Apple sends 200 Siri engineers to an AI bootcamp before WWDC

The team that built Siri on classical NLP is in a multi-week LLM and prompt-engineering bootcamp — exactly two months before WWDC, where Apple is expected to unveil the updated assistant.

Author: Michael Kokin ·

You read the headline and think it's The Onion, but no. The Information and 9to5mac report that Apple is sending around 200 engineers from the Siri team to multi-week courses on AI-assisted programming.

Yes, the team that's been building a voice assistant in Cupertino for over a decade is going back to school to learn how modern neural networks work.

Why it matters right now

The bootcamp runs exactly two months before WWDC 2026 in June — the conference where Apple promised to show a completely rebuilt Siri. After a year of delays and public failures with "AI features," this is effectively the last chance to catch up with Google and OpenAI on home turf.

What's under the hood

Historically Siri was built on classical NLP (natural language processing).

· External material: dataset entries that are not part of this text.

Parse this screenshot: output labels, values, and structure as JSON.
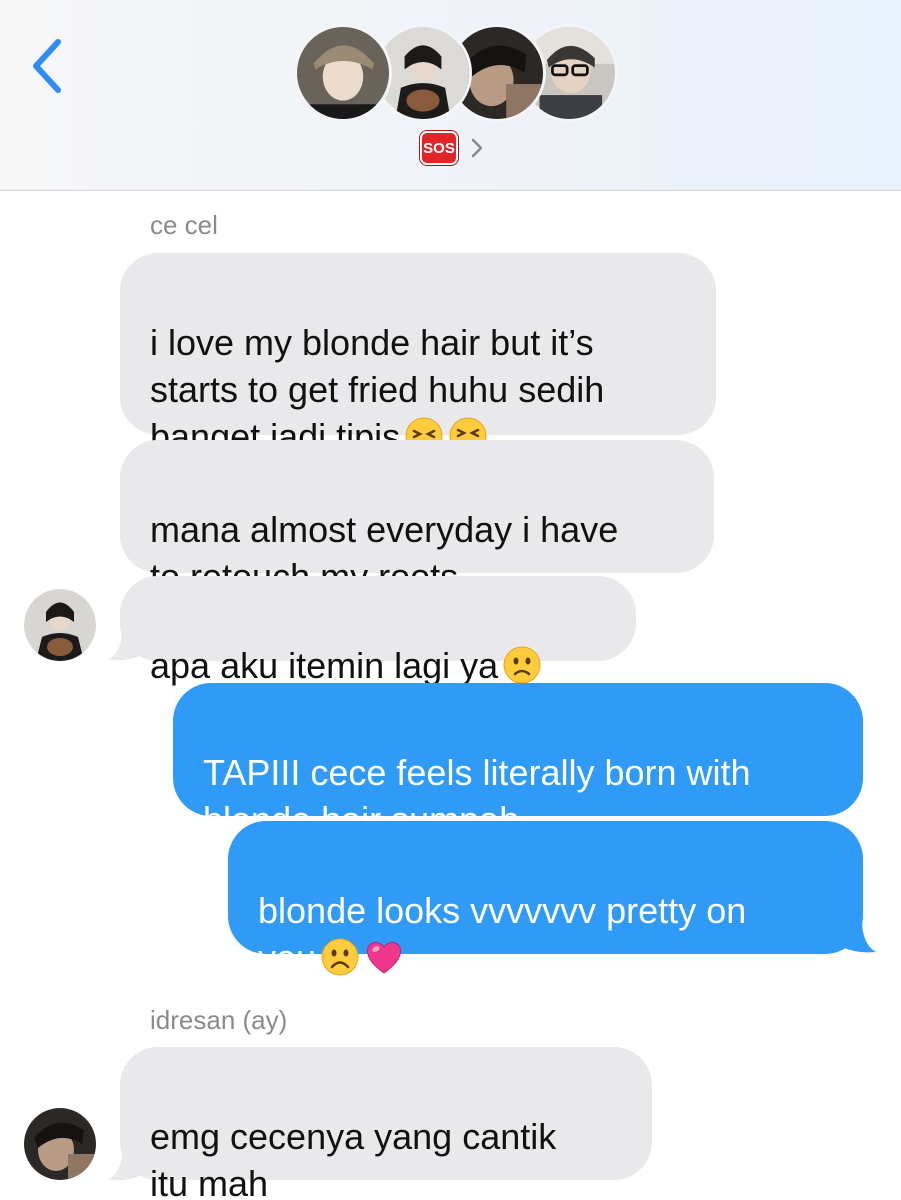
{
  "header": {
    "group_name": "SOS",
    "participants": [
      {
        "name": "participant-1",
        "avatar_color": "#4a4540"
      },
      {
        "name": "participant-2",
        "avatar_color": "#d9d6d2"
      },
      {
        "name": "participant-3",
        "avatar_color": "#2d2a28"
      },
      {
        "name": "participant-4",
        "avatar_color": "#a7a29c"
      }
    ],
    "back_icon": "chevron-left-icon",
    "info_icon": "chevron-right-icon"
  },
  "messages": [
    {
      "id": "m1",
      "sender": "ce cel",
      "direction": "incoming",
      "text": "i love my blonde hair but it’s\nstarts to get fried huhu sedih\nbanget jadi tipis",
      "emojis": [
        "persevering-face",
        "confounded-face"
      ]
    },
    {
      "id": "m2",
      "direction": "incoming",
      "text": "mana almost everyday i have\nto retouch my roots",
      "emojis": []
    },
    {
      "id": "m3",
      "direction": "incoming",
      "text": "apa aku itemin lagi ya",
      "emojis": [
        "slightly-frowning-face"
      ]
    },
    {
      "id": "m4",
      "direction": "outgoing",
      "text": "TAPIII cece feels literally born with\nblonde hair sumpah",
      "emojis": []
    },
    {
      "id": "m5",
      "direction": "outgoing",
      "text": "blonde looks vvvvvvv pretty on\nyou",
      "emojis": [
        "frowning-face",
        "pink-heart"
      ]
    },
    {
      "id": "m6",
      "sender": "idresan (ay)",
      "direction": "incoming",
      "text": "emg cecenya yang cantik\nitu mah",
      "emojis": []
    }
  ],
  "colors": {
    "incoming_bubble": "#e9e9eb",
    "outgoing_bubble": "#2f9bf6",
    "accent": "#2f8cf6",
    "sos_badge": "#e0242a"
  }
}
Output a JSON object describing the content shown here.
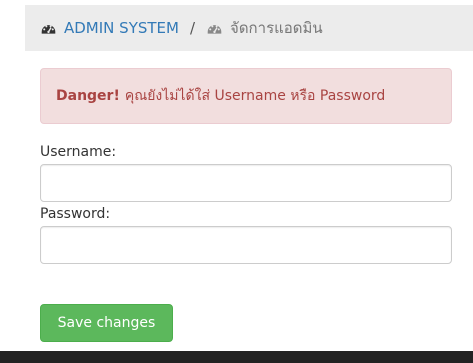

Modern LLMs — ChatGPT, Gemini, Claude — operate on completely different principles. Apple is force-retraining its own team on new architectures and prompt engineering.

Indirectly this confirms September rumors that Apple is in talks with Google to license Gemini as the base for the new Siri. Which means WWDC could ship a hybrid — Apple's interface on top of someone else's model, while in-house engineers finish re-skilling.